Atharva-Veda Samhita/Book VI/Hymn 102

From Wikisource
Jump to navigation Jump to search
1464466Atharva-Veda SamhitaBook VI, Hymn 102William Dwight Whitney

102. To win a woman.

[Jamadagni (abhisammanaskāmaḥ) .—āçvinam. ānuṣṭubham.]

Found also in Pāipp. xix. Used by Kāuç. (35. 21) in a rite concerning women, with vi. 8, 9, etc., for reducing to one's will. Verse 3 is also reckoned (19. 1, note) to the puṣṭika mantras.

Translated: Weber, Ind. Stud. 243; Grill, 54, 169; Griffith, i. 301; Bloomfield, 101, 512.


1. As this draft-horse (vāhá), O Açvins, comes together and moves together [with his mate], so unto me let thy mind come together and move together.

The comm. paraphrases vāhas with suçikṣito ’çvaḥ, 'a well-trained horse,' but regards the driver (vāhaka) as the unexpressed object ⌊? or adjunct⌋ of the verbs—which is also possible.

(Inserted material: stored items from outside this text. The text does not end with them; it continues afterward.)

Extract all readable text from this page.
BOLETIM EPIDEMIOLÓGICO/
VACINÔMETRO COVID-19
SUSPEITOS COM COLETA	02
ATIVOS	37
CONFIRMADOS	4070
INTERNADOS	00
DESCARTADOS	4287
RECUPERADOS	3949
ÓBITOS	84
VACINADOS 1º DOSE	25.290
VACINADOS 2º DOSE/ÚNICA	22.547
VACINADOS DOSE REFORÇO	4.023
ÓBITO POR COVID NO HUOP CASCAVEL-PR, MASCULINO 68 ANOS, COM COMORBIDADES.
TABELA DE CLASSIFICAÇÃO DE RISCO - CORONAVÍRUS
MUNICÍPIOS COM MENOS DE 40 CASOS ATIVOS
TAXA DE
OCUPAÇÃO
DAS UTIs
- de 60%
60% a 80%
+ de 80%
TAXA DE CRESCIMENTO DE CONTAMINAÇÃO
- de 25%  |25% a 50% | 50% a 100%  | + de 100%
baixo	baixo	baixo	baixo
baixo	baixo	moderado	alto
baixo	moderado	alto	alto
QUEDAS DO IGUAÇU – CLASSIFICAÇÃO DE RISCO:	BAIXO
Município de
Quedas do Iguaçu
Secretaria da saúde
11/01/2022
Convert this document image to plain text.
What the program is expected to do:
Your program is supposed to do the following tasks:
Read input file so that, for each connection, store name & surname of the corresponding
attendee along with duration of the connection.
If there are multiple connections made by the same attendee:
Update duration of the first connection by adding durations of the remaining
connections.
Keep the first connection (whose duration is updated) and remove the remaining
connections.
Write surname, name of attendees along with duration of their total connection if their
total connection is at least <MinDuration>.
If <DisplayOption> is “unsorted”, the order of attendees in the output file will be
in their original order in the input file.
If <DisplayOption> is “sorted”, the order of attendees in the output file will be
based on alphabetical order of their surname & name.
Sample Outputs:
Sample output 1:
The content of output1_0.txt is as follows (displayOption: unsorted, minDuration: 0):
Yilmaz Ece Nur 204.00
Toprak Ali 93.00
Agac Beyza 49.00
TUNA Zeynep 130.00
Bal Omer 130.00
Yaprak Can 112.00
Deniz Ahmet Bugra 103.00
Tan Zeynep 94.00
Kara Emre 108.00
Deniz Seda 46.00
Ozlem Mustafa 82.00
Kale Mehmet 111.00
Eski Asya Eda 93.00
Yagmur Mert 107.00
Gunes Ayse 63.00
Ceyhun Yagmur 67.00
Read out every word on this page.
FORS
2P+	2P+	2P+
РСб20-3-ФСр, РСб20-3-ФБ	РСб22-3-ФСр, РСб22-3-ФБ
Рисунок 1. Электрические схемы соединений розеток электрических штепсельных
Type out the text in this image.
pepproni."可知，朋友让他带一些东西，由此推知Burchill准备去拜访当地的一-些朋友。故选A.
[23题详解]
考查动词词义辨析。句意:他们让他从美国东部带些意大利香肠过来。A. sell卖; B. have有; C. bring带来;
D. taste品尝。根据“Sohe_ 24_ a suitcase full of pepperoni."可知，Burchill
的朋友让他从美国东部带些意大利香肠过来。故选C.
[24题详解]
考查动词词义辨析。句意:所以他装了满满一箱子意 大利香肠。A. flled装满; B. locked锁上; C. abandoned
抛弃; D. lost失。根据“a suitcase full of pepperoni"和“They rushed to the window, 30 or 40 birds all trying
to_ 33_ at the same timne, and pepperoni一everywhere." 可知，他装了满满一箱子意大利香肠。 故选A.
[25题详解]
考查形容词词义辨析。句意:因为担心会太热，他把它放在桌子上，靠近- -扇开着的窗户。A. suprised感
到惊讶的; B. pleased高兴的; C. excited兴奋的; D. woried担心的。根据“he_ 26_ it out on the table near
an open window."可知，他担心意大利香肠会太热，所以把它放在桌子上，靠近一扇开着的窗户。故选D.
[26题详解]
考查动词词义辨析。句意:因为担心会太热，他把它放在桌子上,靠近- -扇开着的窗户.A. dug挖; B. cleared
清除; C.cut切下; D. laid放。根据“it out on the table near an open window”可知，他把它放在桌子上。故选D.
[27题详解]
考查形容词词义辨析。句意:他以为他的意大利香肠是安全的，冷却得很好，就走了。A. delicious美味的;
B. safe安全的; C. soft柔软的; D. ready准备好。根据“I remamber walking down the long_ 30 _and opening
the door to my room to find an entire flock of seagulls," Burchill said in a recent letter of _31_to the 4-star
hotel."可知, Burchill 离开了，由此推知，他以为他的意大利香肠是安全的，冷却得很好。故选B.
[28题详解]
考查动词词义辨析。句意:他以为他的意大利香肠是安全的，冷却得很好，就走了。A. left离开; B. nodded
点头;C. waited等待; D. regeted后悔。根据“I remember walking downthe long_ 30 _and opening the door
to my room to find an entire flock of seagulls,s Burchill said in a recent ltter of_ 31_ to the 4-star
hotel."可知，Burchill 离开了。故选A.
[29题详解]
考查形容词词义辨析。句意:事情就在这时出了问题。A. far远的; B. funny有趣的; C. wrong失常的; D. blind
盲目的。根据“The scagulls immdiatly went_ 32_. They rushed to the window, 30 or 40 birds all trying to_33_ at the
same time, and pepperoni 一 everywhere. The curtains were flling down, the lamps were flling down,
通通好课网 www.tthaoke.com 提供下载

2. I drag along (ā-khid) thy mind, as a king-horse a side-mare (?); like grass cut by a whirlwind, let thy mind twine itself to me.

Some of SPP's authorities give pṛṣṭhyā́m in b; but in general the mss. cannot be relied on to distinguish ṣṭy and ṣṭhy. The Pet. Lex. understands the word with ṭh, but the minor Pet. Lex. with , in the sense here given, which Grill (following Roth) accepts. ⌊Cf. W's note to xviii. 4. 10.⌋ The comm. explains the word as çan̄kubaddhām '[a mare] tied to a stake (to the pole of the chariot?)', rājāçva as açvaçreṣṭha, and ā khidāmi as madabhimukham utkhanāmy unmūlayāmy āvarjayāmi. The reading tṛ́ṇma in c, which our edition wrongly accepts, is that of only two of our mss. (Bp.Bp.2). ⌊Read therefore tṛ́ṇam.⌋ The comm. explains reṣman as reṣako vātyātmako vāyuḥ. Ppp. ends b with pṛṣṭyāmayaḥ.


3. Of ointment, of madúgha, of kúṣṭha, and of nard, by the hands of Bhaga, I bring up quick a means of subjection.

The construction of the genitives in the first half-verse is obscure. The comm. makes them depend on anurodhanam, and so also Grill. They are perhaps rather the means by which the anurodhana (= anulepana, comm.) or gaining to one's purposes of the desired person is to be brought about, and so are coördinate with Bhagasya, the latter's 'hands' taking the place of the 'means' or 'aid' which would have better suited them. Turás in c is possibly genitive, 'of quick' (or powerful) Bhaga (so the comm.: = tvaramāṇasya). Ppp. reads (as in other places) madhugasya in a; the comm. madhughasya. Ppp. has also ā for ud in d. Several of our mss. (P.M.I.O.T.) accent ánu ródh-, ⌊and so do six of⌋ SPP's authorities.

The tenth anuvāka, of 10 hymns and 30 verses, ends here; the quoted Anukr. says simply daçama.

Here ends also the fourteenth prapāṭhaka.